• AMC moves from cinema to rollercoaster as the stock swings wildly.
  • AMC announced a share offering that caused shares to tank 30%.
  • Retail fights back, and AMC bounces to close down 18%.

Update June 7: AMC Entertainment Holdings Inc (NYSE: AMC) remains under pressure after a report that Wall Street banks are becoming more cautious in their dealing with “meme-stock.” Extreme volatility has led several institutions to demand more collateral when operating in shares such as AMC, GME, Microvision and others. AMC, the Kansas-based movie theater firm, suffered from two days of losses and closed Friday’s session at $47.91. However, it is essential to note that the equity leaped by 400% in one month.

AMC may as well open up a rollercoaster experience as investors in the stock certainly like the motion sickness from trading in the shares. Or perhaps with all this money they can easily raise they can just buy a few theme parks. Either way, the market appears to be rewarding AMC for raising a bucket of cash as the stock refuses to abide by the normal rules.
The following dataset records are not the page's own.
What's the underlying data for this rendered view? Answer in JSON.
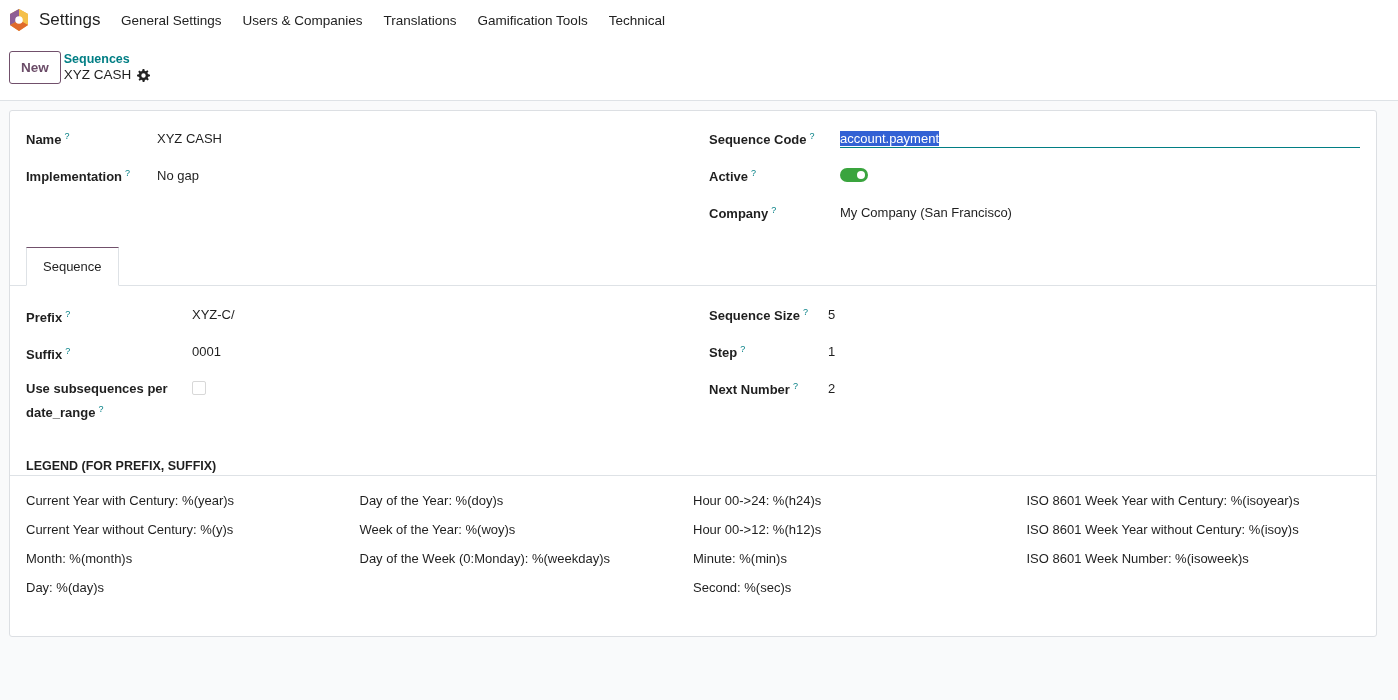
{
  "navbar": {
    "app_name": "Settings",
    "menu": [
      {
        "label": "General Settings"
      },
      {
        "label": "Users & Companies"
      },
      {
        "label": "Translations"
      },
      {
        "label": "Gamification Tools"
      },
      {
        "label": "Technical"
      }
    ]
  },
  "control_panel": {
    "new_button": "New",
    "breadcrumb": "Sequences",
    "record_title": "XYZ CASH"
  },
  "main_fields": {
    "left": [
      {
        "label": "Name",
        "help": "?",
        "kind": "text",
        "value": "XYZ CASH"
      },
      {
        "label": "Implementation",
        "help": "?",
        "kind": "text",
        "value": "No gap"
      }
    ],
    "right": [
      {
        "label": "Sequence Code",
        "help": "?",
        "kind": "input",
        "value": "account.payment",
        "text_selected": true
      },
      {
        "label": "Active",
        "help": "?",
        "kind": "toggle",
        "on": true
      },
      {
        "label": "Company",
        "help": "?",
        "kind": "text",
        "value": "My Company (San Francisco)"
      }
    ]
  },
  "tabs": [
    {
      "label": "Sequence",
      "selected": true
    }
  ],
  "sequence_fields": {
    "left": [
      {
        "label": "Prefix",
        "help": "?",
        "kind": "text",
        "value": "XYZ-C/"
      },
      {
        "label": "Suffix",
        "help": "?",
        "kind": "text",
        "value": "0001"
      },
      {
        "label": "Use subsequences per date_range",
        "help": "?",
        "kind": "checkbox",
        "checked": false
      }
    ],
    "right": [
      {
        "label": "Sequence Size",
        "help": "?",
        "kind": "text",
        "value": "5"
      },
      {
        "label": "Step",
        "help": "?",
        "kind": "text",
        "value": "1"
      },
      {
        "label": "Next Number",
        "help": "?",
        "kind": "text",
        "value": "2"
      }
    ]
  },
  "legend": {
    "title": "LEGEND (FOR PREFIX, SUFFIX)",
    "columns": [
      [
        "Current Year with Century: %(year)s",
        "Current Year without Century: %(y)s",
        "Month: %(month)s",
        "Day: %(day)s"
      ],
      [
        "Day of the Year: %(doy)s",
        "Week of the Year: %(woy)s",
        "Day of the Week (0:Monday): %(weekday)s"
      ],
      [
        "Hour 00->24: %(h24)s",
        "Hour 00->12: %(h12)s",
        "Minute: %(min)s",
        "Second: %(sec)s"
      ],
      [
        "ISO 8601 Week Year with Century: %(isoyear)s",
        "ISO 8601 Week Year without Century: %(isoy)s",
        "ISO 8601 Week Number: %(isoweek)s"
      ]
    ]
  }
}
Traders were buoyed on Tuesday by the announcement that Mudrick Capital had bought shares in AMC, enabling the cinema operator to raise cash and go on the offensive. However, in a late-day twist, Mudrick said they had sold their entire position as they thought AMC to be overvalued, according to Bloomberg. This appears to have emboldened traders on the various social media sites who have pushed the stock to new highs during Wednesday’s premarket. Mudrick reaped a nice profit for a quick trade, and there is nothing wrong with that. The shares were not subject to a lock-up, so Mudrick was free to do as they wished. However, the move continued even as news of Mudrick selling out hit the tape. In fact, the increased attention brought onto AMC from the Mudrick saga appears to have increased the social media discussion rate leading to more and more buying power entering.

Thursday saw the stock surge again in the premarket, but the announcement by AMC of a further share sale hit the share price hard. AMC announced it would sell up to 11.55 million shares to raise further cash and improve the balance sheet. Given the volume and surge in the price, it seemed the obvious thing to do. If the market offers you up free cash, you should take it. Thursday’s share sale was reported by Reuters to have netted the company $587.4 million on top of the $230 million raised from the Mudrick transaction. AMC said the funds raised will be used to repay debt and for potential acquisitions of theatres.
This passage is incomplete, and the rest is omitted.